Chrome's "incognito" mode is a whole lot less incognito than you think.
Over the weekend, a Canadian software engineer named Evan Andersen posted about an unfortunate bug he'd experienced in which some porn imagery leaked from within a Google Chrome "incognito" session—the browser's mildly anonymized setting in which cookies, tabs, and search histories are left unsaved—to a loading screen within the game Diablo III.
Several hours after an incognito porn session, with Andersen assuming his porn trail had been wiped clean, there the porn was, plastered where normally there should have just been a black page.
It probably could have been a lot worse.
The bug, which we covered on Sunday, was traced to Andersen's Nvidia GPU. The hardware had "remembered" the pixels from earlier and they'd remained cached. So, when the game wanted to show the user an empty space, it had inadvertently returned the porn. According to Andersen, he'd reported the bug to both Google and Nvidia. Google told him that it wasn't an actual bug because incognito mode isn't supposed to provide for privacy among users of the same machine, while Nvidia had acknowledged the bug but not fixed it.
Now we know why: The bug, according to Nvidia spokesperson Bryan Del Rizzo, is Apple's. "This issue is related to memory management in the Apple OS, not NVIDIA graphics drivers," Del Rizzo told me. "The NVIDIA driver adheres to policies set by the operating system and our driver is working as expected. We have not seen this issue on Windows, where all application-specific data is cleared before memory is released to other applications."
That's not actually surprising. A device driver is meant to give an operating system access to hardware, not exist as its own microcosmic operating system. It's simply an interface. Memory, whether it's regular system RAM or residing within a GPU, is the operating system's responsibility.

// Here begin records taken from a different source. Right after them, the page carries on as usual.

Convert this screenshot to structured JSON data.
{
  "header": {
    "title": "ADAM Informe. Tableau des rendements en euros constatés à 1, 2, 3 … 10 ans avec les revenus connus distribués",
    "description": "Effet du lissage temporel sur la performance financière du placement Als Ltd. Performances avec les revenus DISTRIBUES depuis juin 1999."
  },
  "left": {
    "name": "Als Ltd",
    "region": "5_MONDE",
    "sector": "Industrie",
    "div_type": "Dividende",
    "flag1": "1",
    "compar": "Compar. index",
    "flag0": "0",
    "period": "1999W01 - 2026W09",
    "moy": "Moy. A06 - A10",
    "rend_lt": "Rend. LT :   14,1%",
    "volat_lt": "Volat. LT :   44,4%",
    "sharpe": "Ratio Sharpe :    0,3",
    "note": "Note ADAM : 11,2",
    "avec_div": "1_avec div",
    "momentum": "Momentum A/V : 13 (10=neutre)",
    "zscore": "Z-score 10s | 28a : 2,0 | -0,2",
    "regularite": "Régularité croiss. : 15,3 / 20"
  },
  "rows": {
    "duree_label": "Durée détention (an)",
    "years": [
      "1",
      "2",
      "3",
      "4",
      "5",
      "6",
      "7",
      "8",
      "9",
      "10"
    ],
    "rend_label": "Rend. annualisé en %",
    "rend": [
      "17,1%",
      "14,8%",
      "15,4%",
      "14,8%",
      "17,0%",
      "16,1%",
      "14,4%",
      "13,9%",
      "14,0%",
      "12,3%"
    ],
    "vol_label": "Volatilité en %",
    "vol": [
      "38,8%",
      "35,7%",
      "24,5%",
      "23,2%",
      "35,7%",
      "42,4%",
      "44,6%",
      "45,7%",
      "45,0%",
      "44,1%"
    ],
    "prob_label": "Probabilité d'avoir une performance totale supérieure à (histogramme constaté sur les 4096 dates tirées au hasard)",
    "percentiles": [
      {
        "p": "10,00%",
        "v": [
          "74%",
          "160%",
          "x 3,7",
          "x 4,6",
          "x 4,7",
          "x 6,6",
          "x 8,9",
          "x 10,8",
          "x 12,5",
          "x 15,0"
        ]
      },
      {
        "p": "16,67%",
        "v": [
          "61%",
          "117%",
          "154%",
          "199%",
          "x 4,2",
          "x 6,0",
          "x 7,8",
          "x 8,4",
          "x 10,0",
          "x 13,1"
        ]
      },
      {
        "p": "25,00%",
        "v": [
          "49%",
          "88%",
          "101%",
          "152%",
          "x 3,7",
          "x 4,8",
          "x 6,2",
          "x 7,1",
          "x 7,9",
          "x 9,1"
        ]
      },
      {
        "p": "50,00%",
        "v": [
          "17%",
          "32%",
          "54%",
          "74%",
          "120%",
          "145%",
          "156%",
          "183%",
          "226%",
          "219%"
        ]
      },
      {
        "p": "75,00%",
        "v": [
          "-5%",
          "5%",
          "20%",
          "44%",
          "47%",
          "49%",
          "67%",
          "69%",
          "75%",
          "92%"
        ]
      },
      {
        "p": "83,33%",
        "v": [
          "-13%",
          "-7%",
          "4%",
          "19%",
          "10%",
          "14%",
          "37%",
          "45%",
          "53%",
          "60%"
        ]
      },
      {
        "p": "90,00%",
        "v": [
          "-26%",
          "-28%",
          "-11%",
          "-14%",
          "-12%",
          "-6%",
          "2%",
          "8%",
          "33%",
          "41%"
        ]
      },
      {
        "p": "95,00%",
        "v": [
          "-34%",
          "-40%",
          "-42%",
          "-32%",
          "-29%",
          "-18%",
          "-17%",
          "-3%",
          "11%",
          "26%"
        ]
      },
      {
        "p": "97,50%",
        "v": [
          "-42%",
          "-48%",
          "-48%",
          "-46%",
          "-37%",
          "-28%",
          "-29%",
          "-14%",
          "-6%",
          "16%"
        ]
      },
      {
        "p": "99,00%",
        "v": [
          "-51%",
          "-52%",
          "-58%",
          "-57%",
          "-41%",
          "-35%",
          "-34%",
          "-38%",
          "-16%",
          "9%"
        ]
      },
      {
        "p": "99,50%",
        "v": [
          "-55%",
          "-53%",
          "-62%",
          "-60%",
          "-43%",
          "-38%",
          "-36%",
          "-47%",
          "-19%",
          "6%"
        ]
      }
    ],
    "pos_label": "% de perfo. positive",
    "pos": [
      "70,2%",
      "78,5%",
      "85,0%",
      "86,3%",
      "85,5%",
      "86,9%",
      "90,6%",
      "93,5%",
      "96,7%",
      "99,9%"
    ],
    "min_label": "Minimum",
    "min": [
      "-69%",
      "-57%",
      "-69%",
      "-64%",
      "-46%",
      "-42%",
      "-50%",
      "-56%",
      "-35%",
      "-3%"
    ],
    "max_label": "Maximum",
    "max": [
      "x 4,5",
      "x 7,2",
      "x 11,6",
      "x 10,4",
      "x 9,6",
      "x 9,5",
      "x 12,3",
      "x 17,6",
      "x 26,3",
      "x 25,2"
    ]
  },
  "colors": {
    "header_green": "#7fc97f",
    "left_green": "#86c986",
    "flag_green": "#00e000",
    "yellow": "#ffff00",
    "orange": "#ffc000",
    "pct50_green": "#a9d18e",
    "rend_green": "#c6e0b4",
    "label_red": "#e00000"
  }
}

Del Rizzo pointed me to a reddit thread about the problem where users with AMD GPUs report the same occurrence. I've since reached out to Apple and will update when I hear back.
By the by, there are other ways of recovering porn data from an incognito session. It's a thin protection. If you were sharing a wireless network with me right now, for example, it would be very easy to spy on your supposedly masked porning activities just by way of some casual packet sniffing. Basically, incognito mode hides your activities from your local computer and that's it. The rest of the world can see what you're surfing pretty easily, including Google, of course, and the porn sites themselves.